A University of Alberta study researched the relationship between spike proteins and host cell membranes and has implications for understanding new COVID-19 variants.
The research shows that cell membranes have a larger role than previously thought in allowing spike proteins on viruses to infect cells. Michael Overduin, a biochemistry professor at the U of A, worked with his students to publish the research. The study was published in iScience and used Membrane Optimal Docking Area (MODA) software to identify interactions between proteins and membranes.
The creation of MODA has made the binding of viruses easier to observe. This has made protein behaviour towards host cells more predictable.
Overduin said that “nobody has really deciphered how the spike proteins bind and enter the membrane.” It was determined that MODA would be a useful tool to understand the code that viruses use to enter the cell membrane.
Over the past couple of years, the COVID-19 pandemic halted lab research. Despite this setback, Troy Kervin, an undergraduate student of Overduin’s, continued his research outside of the lab. Using MODA software, Kervin discovered that lipid barriers or cell membranes, are a crucial part of viruses binding to host cells, more so than previously thought.
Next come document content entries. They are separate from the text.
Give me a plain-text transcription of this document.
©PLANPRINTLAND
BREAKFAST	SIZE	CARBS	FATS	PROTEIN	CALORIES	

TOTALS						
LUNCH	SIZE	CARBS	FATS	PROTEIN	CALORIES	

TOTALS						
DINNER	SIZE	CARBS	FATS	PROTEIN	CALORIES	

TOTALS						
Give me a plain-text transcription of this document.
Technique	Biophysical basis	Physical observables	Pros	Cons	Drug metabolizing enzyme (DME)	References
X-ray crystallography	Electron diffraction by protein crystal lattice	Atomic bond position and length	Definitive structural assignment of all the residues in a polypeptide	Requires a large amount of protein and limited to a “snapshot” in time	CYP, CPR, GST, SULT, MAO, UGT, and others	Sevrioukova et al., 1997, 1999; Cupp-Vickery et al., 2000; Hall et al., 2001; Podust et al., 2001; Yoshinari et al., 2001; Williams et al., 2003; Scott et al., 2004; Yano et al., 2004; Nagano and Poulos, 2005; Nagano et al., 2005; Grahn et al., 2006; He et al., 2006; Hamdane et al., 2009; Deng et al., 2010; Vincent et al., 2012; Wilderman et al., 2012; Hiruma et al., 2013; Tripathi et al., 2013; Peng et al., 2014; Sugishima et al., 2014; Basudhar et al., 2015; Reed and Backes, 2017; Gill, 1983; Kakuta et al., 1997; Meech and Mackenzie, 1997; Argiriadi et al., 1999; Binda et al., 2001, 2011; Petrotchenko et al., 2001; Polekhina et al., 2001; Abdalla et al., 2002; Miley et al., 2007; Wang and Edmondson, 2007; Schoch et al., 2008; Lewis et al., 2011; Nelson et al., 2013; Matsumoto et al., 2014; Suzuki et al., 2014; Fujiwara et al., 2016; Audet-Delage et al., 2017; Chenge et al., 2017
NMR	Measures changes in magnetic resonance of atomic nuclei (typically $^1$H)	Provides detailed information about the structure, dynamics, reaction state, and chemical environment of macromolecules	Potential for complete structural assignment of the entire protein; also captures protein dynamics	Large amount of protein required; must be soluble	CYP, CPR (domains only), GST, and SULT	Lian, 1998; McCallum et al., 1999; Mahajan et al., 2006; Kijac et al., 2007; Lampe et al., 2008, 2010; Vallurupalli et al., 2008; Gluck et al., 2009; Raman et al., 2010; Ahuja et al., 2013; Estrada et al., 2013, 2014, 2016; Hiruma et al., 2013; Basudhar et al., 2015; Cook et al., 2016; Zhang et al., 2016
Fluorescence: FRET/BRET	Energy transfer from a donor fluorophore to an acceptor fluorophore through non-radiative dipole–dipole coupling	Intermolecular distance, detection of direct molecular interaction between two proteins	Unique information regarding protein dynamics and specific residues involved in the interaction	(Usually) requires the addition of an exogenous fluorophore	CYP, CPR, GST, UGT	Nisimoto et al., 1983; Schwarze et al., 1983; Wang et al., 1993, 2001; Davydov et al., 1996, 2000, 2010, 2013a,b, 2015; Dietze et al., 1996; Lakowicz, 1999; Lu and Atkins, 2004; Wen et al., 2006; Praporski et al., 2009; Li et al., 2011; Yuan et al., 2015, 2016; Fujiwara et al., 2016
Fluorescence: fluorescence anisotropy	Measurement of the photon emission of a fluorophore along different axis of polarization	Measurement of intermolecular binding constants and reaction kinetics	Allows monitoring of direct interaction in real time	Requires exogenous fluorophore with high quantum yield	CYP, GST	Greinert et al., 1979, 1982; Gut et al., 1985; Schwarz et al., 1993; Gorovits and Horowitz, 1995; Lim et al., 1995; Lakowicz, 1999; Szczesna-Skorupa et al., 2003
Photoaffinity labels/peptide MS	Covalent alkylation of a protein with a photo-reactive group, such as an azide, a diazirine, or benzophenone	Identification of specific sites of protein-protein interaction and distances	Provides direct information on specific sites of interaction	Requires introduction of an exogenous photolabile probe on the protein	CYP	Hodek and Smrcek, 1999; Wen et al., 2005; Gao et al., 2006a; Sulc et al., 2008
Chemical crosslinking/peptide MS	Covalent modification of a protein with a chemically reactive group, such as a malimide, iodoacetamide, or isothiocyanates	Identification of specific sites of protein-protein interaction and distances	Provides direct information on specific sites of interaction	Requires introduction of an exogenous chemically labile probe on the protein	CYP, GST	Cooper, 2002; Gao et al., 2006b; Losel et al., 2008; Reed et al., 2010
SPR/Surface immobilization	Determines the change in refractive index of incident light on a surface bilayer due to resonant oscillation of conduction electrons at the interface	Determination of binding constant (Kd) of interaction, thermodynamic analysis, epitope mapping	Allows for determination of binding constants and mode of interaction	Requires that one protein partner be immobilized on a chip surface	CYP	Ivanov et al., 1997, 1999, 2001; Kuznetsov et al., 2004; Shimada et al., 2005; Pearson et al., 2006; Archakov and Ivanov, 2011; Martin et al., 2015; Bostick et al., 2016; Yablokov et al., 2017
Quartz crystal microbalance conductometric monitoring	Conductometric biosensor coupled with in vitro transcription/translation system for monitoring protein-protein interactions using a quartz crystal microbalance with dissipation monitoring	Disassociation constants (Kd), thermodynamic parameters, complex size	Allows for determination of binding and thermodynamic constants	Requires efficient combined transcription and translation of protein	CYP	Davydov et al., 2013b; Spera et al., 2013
Kervin’s discovery led to more research that looked into how spike proteins bind to membranes, such as the spike proteins found on the SARS-CoV-2 virus.
“What we’re trying to understand is the drivers, what makes a new variant more successful. And we think part of that formula of success is the ability to bind to host cell membranes.”
Overduin said there has been a significant step forward in understanding of how the virus contacts our cell membranes.
“That first point of contact is the best place, I think, to stop the virus from getting in.”
The study can lead to more research, Overduin said, since it is now possible to see ways viruses bind with cell membranes and how these processes can be targeted by drugs. The study can also lead to research on understanding how virus variants are evolving.
“We think those are going to be important studies for developing new antibodies and therapeutics to stop the virus in its tracks.”
In the future, Overduin said they would like to continue working on COVID-19, other viruses, and understand the fundamental biology of how cells organize their membranes.
“This will be an ongoing challenge to figure out what’s happening with the latest variants. Secondly, there’s many other viruses that use similar mechanisms that we can now look at using the same approach. This is not just limited to COVID-19, but many other viral infections.”
Overduin said the project was driven by “really motivated” undergraduate students.
“I think they’re the ones who really need to be thanked and appreciated for the effort they put into these summer projects, sometimes as volunteers. They’re making a tremendous difference, so I would just continue to ask for support from the public and funding agencies for these students.”